A good weeks exhaustion

I went to work on Monday. I went home exhausted. I went to work on Tuesday, Wednesday, a 6 hour presentation. I went to work on Thursday. By the time I got home, I was already crying.
I love my work. I love my co-workers and my leaders and the coffee in the vending machine. I love the stupid puns tossed in the corners.
The pride I carry in connection to this oddly specialized and specific work that surrounds me, is so closely connected to the people that are a part of it, that I am prone to believe that all these boring and mundane specifications can be considered to be specialized, only because of the people that breathe it to life. Every day.
There is a special kind of sorrow belonging only to the feeling of exhaustion caused by giving your all to what you believe in. This type of sorrow amplifies, when shared with people that make you want to smile. Every day.

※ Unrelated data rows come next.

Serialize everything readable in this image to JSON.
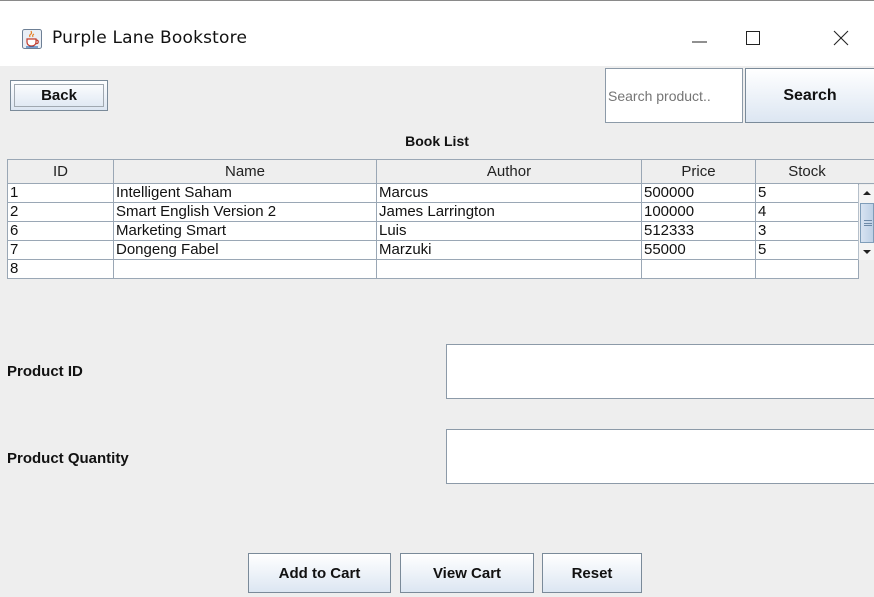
{
  "window": {
    "title": "Purple Lane Bookstore",
    "icon": "java-cup-icon",
    "controls": [
      "minimize-icon",
      "maximize-icon",
      "close-icon"
    ]
  },
  "toolbar": {
    "back_label": "Back",
    "search_placeholder": "Search product..",
    "search_label": "Search"
  },
  "table": {
    "caption": "Book List",
    "columns": [
      "ID",
      "Name",
      "Author",
      "Price",
      "Stock"
    ],
    "rows": [
      [
        "1",
        "Intelligent Saham",
        "Marcus",
        "500000",
        "5"
      ],
      [
        "2",
        "Smart English Version 2",
        "James Larrington",
        "100000",
        "4"
      ],
      [
        "6",
        "Marketing Smart",
        "Luis",
        "512333",
        "3"
      ],
      [
        "7",
        "Dongeng Fabel",
        "Marzuki",
        "55000",
        "5"
      ],
      [
        "8",
        "",
        "",
        "",
        ""
      ]
    ]
  },
  "form": {
    "product_id_label": "Product ID",
    "product_id_value": "",
    "quantity_label": "Product Quantity",
    "quantity_value": ""
  },
  "actions": {
    "add_to_cart": "Add to Cart",
    "view_cart": "View Cart",
    "reset": "Reset"
  },
  "colors": {
    "window_bg": "#eeeeee",
    "button_gradient_bottom": "#dce6f2",
    "border": "#7a8a99",
    "scroll_thumb": "#bdd0e6"
  }
}
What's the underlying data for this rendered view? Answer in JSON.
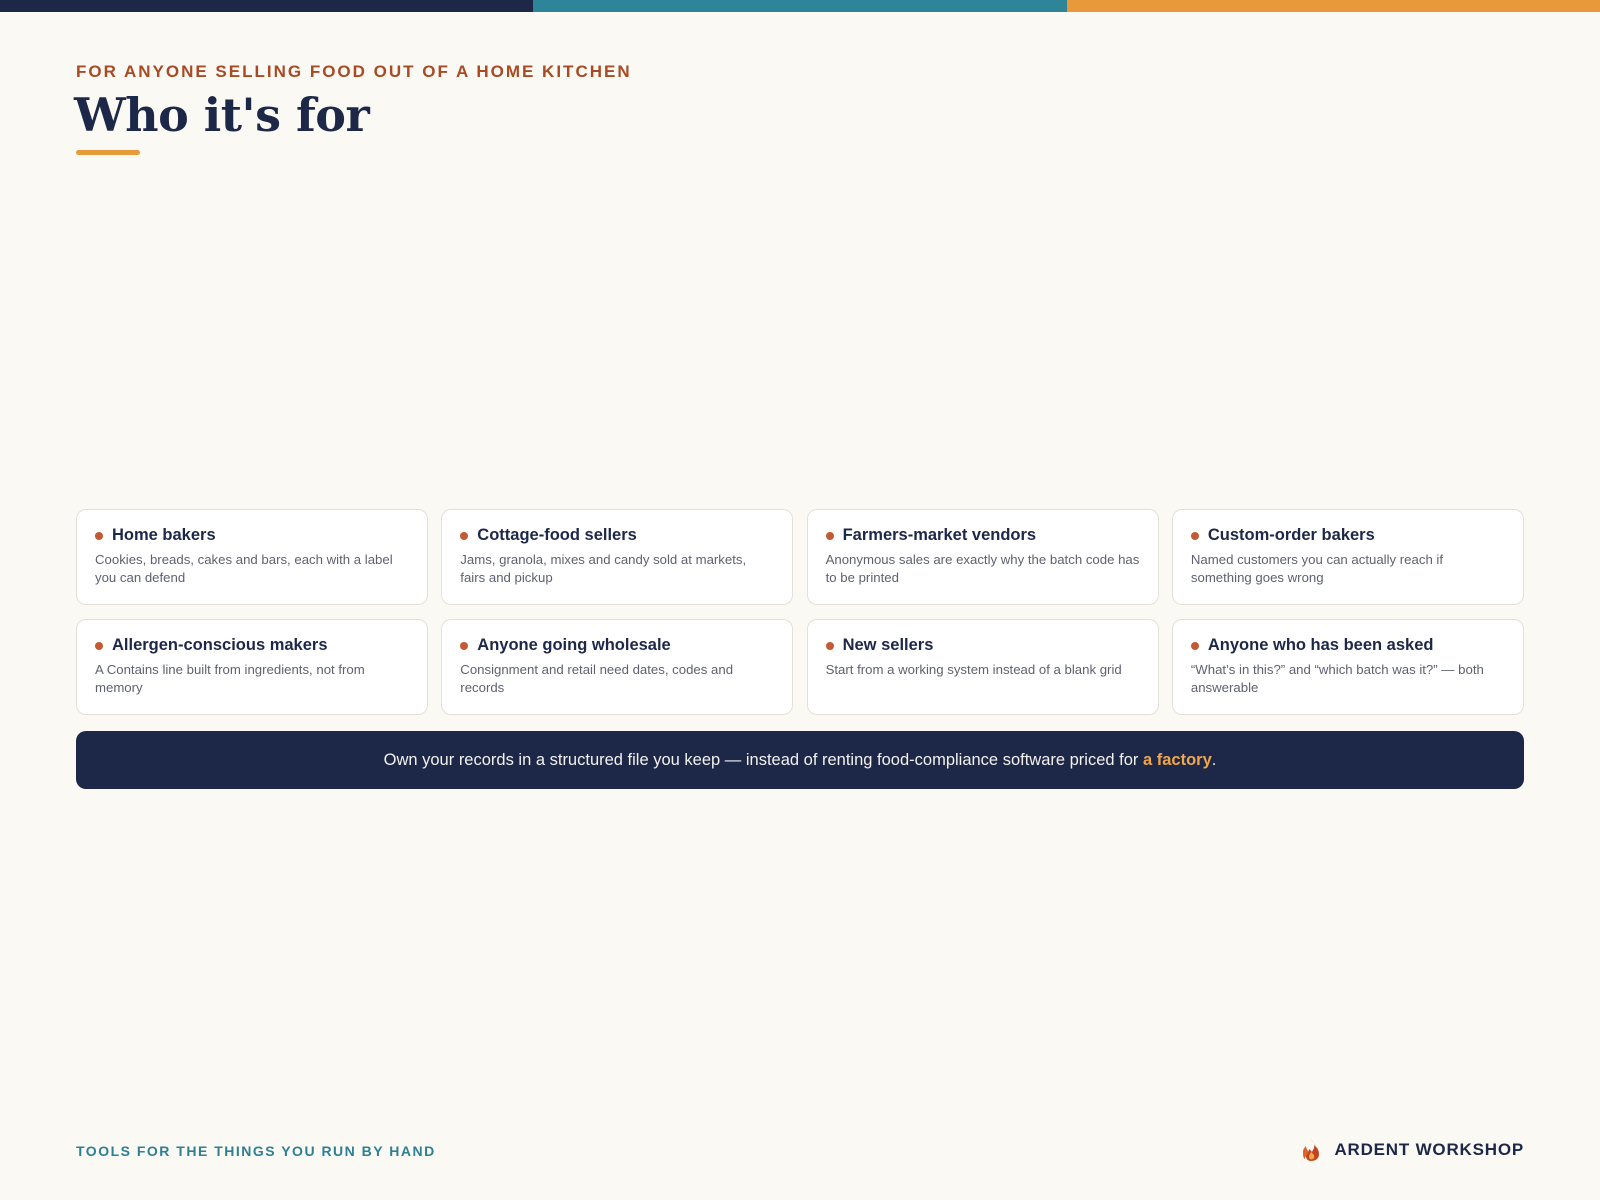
{
  "colors": {
    "navy": "#1D2747",
    "teal": "#2E8598",
    "orange": "#E89A3A",
    "rust": "#A84A24",
    "dot": "#C25A33",
    "highlight": "#F2A64A"
  },
  "header": {
    "eyebrow": "FOR ANYONE SELLING FOOD OUT OF A HOME KITCHEN",
    "title": "Who it's for"
  },
  "cards": [
    {
      "title": "Home bakers",
      "desc": "Cookies, breads, cakes and bars, each with a label you can defend"
    },
    {
      "title": "Cottage-food sellers",
      "desc": "Jams, granola, mixes and candy sold at markets, fairs and pickup"
    },
    {
      "title": "Farmers-market vendors",
      "desc": "Anonymous sales are exactly why the batch code has to be printed"
    },
    {
      "title": "Custom-order bakers",
      "desc": "Named customers you can actually reach if something goes wrong"
    },
    {
      "title": "Allergen-conscious makers",
      "desc": "A Contains line built from ingredients, not from memory"
    },
    {
      "title": "Anyone going wholesale",
      "desc": "Consignment and retail need dates, codes and records"
    },
    {
      "title": "New sellers",
      "desc": "Start from a working system instead of a blank grid"
    },
    {
      "title": "Anyone who has been asked",
      "desc": "“What’s in this?” and “which batch was it?” — both answerable"
    }
  ],
  "banner": {
    "text": "Own your records in a structured file you keep — instead of renting food-compliance software priced for ",
    "highlight": "a factory",
    "end": "."
  },
  "footer": {
    "tagline": "TOOLS FOR THE THINGS YOU RUN BY HAND",
    "brand": "ARDENT WORKSHOP",
    "brand_icon": "flame-icon"
  }
}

We have a sign at our workplace saying “You don’t have to be crazy to work here. We’ll train you”. It is the perfect representation of the whole sum of our team. From top to bottom, we are good. We are many pawns in singular, but we play like Bobby Fischer plays when the queen is dead (long live the queen!). And most importantly, we are allowed to be ourselves. We are allowed to be weak and strong. We are allowed to be comfortable in our own skins, no questions asked. We are respected as freaks and geeks and straight edgers. Never in spite of!
I went to work today. I was exhausted and remembered so all too well yesterdays tears. I went to work and there were a lot of crazy happy people there. They were smiling and stressing and working and laughing and talking and asking for my help. But I didn’t help them much today. Today, they helped me, when I needed them most. They tend to do just that.
Today, we all did things we had never done before. We do this every day, and even when it hurts as hell, we still continue to try. We all have our reasons to try.
I went home today with a profound understanding in my heart. I love my work. I love it, because although it often drains me, I keep some of my finest hours and weirdest friends there.